Opinion: My degree means nothing to me
May 8, 2023
Why is it that I don’t feel like graduating and getting my degree is a big deal? I should feel proud and excited to be a first-generation Mexican woman receiving her bachelor’s degree, but instead, I feel nothing.
Is it because going to school is all I’ve known since I was 5 years old and don’t see finishing as the huge accomplishment everyone makes it out to be?
For most, when we graduate high school, we go straight to college because it’s the lifestyle that is promoted to us all throughout our years at high school. There hasn’t been a time where I thought and felt that I had the option to do anything else.
Is it because there is some sort of burnout that I don’t even realize I’m experiencing? All of my days consist of going to school, driving 30 minutes home, changing into my work clothes and then driving straight to work.
In a research article about burnout, faculty of Psychology and Education Science at Transilvania University of Braşov found that there is higher potential for burn out and depression in students who have jobs because they are juggling the demands of work and school. The effects are more prevalent in students who work for 20 hours or more per week.

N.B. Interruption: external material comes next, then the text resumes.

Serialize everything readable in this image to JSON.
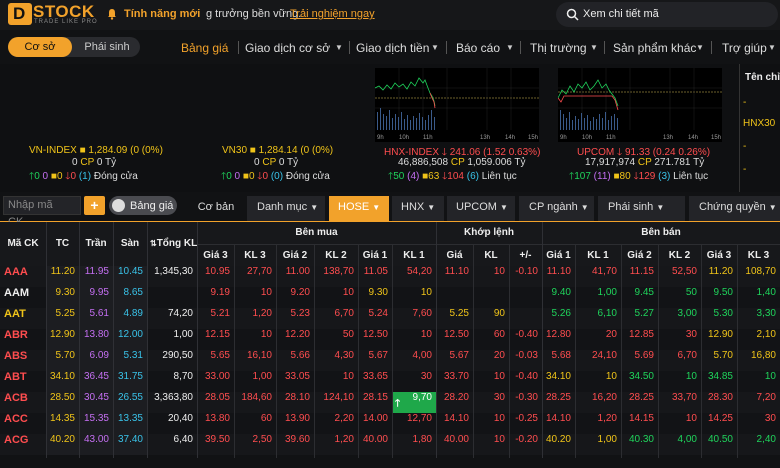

I haven’t necessarily felt stressed – up until the past month – but I do feel it is extremely repetitive: it doesn’t give me any time to do the things I want to do, like stay at home all day without worrying about when the next assignment is due or what time I have to be at work.
I don’t feel that my situation is severe enough for it to even be considered exhaustion or, let alone, burnout.
Could it be the lack of support from the people in my life? It’s not that the people in my life don’t support me or are against me going to school, but it seems like they don’t care.
My parents don’t know anything about my academic career, not even what my major is. All my parents know is that I’m going to school and spend all my time either there or at work.
I feel like I have been on this entire journey on my own and even though it had no impact in the moment, my thoughts are spiraling as I write this.
Upcoming graduate Yosemiri Valenzuela, says “I did have a support system through tough times. It was my friends. Their support meant a lot to me since we were going through the same situation.”
It doesn’t feel fair to say that my family doesn’t care because I’m sure they do, it just may be hard for them to relate to my experience.
A fellow graduate in my senior seminar class is doing their final project on students who are first-generation graduates that experience imposter syndrome, and it made me think: Is this why I don’t feel like I’m accomplishing anything major?
In the article “CSULB’s first-generation students overcome ‘imposter syndrome’,” first-year graduate student Cristy Tran said that the biggest struggle she faced was the disconnect between the differing experiences her and her family had.
As a first-generation student, I have no reference to what going to college and getting my degree should look like. Neither of my parents went to high school due to lack of resources in Mexico, while my older sister dropped out after a semester.
No one in my household knows what it is like to be a university student. They also don’t know what it is like to be a full-time student who is working 5-6 days of the week.
Maybe they all play a factor into why I don’t feel like I’m completing a major milestone in my life, but feeling this way is making me have a sort of existential crisis three weeks before graduation.
I, at no point, felt like getting my degree was pointless. I just simply don’t see it as a monumental achievement.
To me, it feels like it’s a part of living and something we have to do. The only thing I am certain of is that I love communications, and everything related to communication studies. I may not find personal value to my degree, but I truly value everything I’ve learned about the communications field.